Most skin care experts agree that the cleanser you choose does matter. Soap and water alone only remove a small percentage of dirt, oil, pollutants, irritants, bacteria and dead skin cells that can clog pores and give the skin a muddy, dull look. Furthermore, soap and cheap, poor quality cleansers can contain irritants such as parabens or perfume that can cause inflammation in sensitive skin. Also, poor quality cleansers do not PH balance your skin. A product that cleanses and leaves the skin pH balanced is ideal for skin health and creates a good starting surface on which to place other therapeutic products such as serums or moisturizers. Too high a pH, for example, can cause dry, “tight” looking and feeling skin. Strong cleansers that have sulfates and alcohol can also be too drying. Even individuals with oily skin need hydration since overly drying cleansers strip the skin of its acid mantle and can cause excessive irritation, thereby worsening the skin’s appearance.

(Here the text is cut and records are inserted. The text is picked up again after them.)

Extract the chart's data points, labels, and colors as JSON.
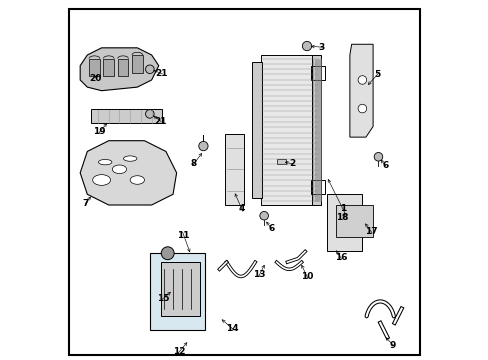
{
  "background_color": "#ffffff",
  "border_color": "#000000",
  "labels": [
    [
      1,
      0.775,
      0.42,
      0.73,
      0.51
    ],
    [
      2,
      0.635,
      0.545,
      0.605,
      0.552
    ],
    [
      3,
      0.715,
      0.872,
      0.678,
      0.875
    ],
    [
      4,
      0.492,
      0.42,
      0.47,
      0.47
    ],
    [
      5,
      0.872,
      0.795,
      0.84,
      0.76
    ],
    [
      6,
      0.575,
      0.365,
      0.556,
      0.39
    ],
    [
      6,
      0.895,
      0.54,
      0.876,
      0.563
    ],
    [
      7,
      0.055,
      0.435,
      0.075,
      0.46
    ],
    [
      8,
      0.358,
      0.545,
      0.386,
      0.582
    ],
    [
      9,
      0.916,
      0.038,
      0.89,
      0.065
    ],
    [
      10,
      0.675,
      0.23,
      0.656,
      0.27
    ],
    [
      11,
      0.33,
      0.345,
      0.35,
      0.29
    ],
    [
      12,
      0.318,
      0.02,
      0.345,
      0.052
    ],
    [
      13,
      0.542,
      0.235,
      0.56,
      0.27
    ],
    [
      14,
      0.465,
      0.085,
      0.43,
      0.115
    ],
    [
      15,
      0.272,
      0.168,
      0.3,
      0.192
    ],
    [
      16,
      0.77,
      0.282,
      0.752,
      0.31
    ],
    [
      17,
      0.855,
      0.355,
      0.833,
      0.385
    ],
    [
      18,
      0.775,
      0.395,
      0.785,
      0.415
    ],
    [
      19,
      0.095,
      0.635,
      0.12,
      0.665
    ],
    [
      20,
      0.082,
      0.785,
      0.095,
      0.8
    ],
    [
      21,
      0.265,
      0.665,
      0.238,
      0.685
    ],
    [
      21,
      0.268,
      0.798,
      0.238,
      0.81
    ]
  ]
}
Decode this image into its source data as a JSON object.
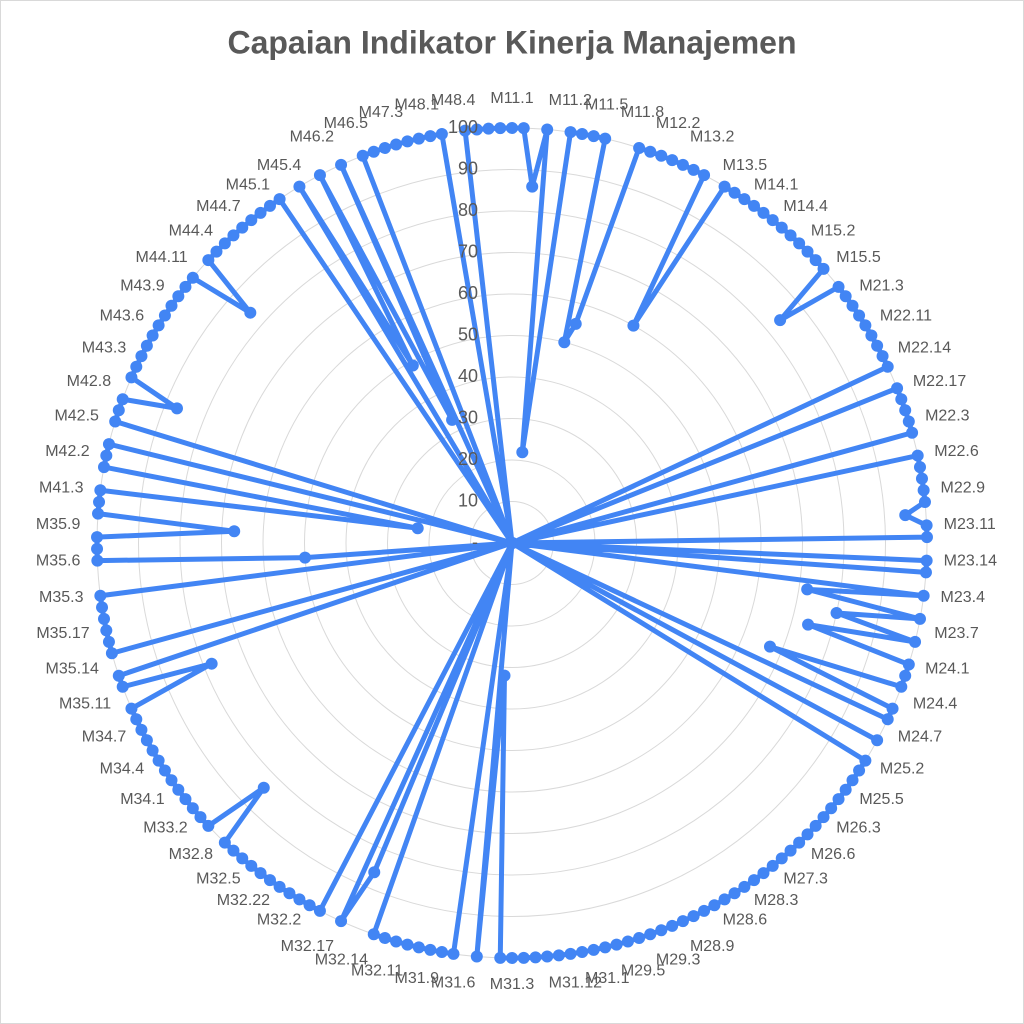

Oily skin types should seek cleansers with ingredients such as glycolic or salicylic acid to provide some chemical exfoliation. These chemicals break down the “glue” that holds dead skin cells and surface skin cells together so these cells can be washed away, and so other therapeutic ingredients can penetrate the skin. Acne prone skin also benefits from the addition of antibacterial ingredients, which can include benzoyl peroxide, tea tree extract, and phytic acid as well as a variety of other botanicals.
Dry or sensitive skin requires hydration and calming anti-inflammatory ingredients such as hyaluronic acid, aloe vera and zinc oxide, as well as pro-vitamin B5.
For normal or mature skin, cleansers containing vitamin C offer hydration as well as skin brightening effects.
Most skin types will also benefit from the occasional use of a cleanser that provides some mechanical exfoliation (meaning that the cleanser contains some rough, pumice-like bits that will help slough off debris). Thicker, oilier skins will tolerate more frequent mechanical exfoliation than thinner, drier and more sensitive skins, which may do best with a once or twice-a-week exfoliation routine.
Care must be exercised in choosing this type of cleanser. Many over-the-counter exfoliants contain very jagged particles that can harm the skin by producing micro-tears. These, in turn, allow bacteria and other noxious irritants access to the deeper layers of skin, which can aggravate redness and pigment and cause pre-mature aging.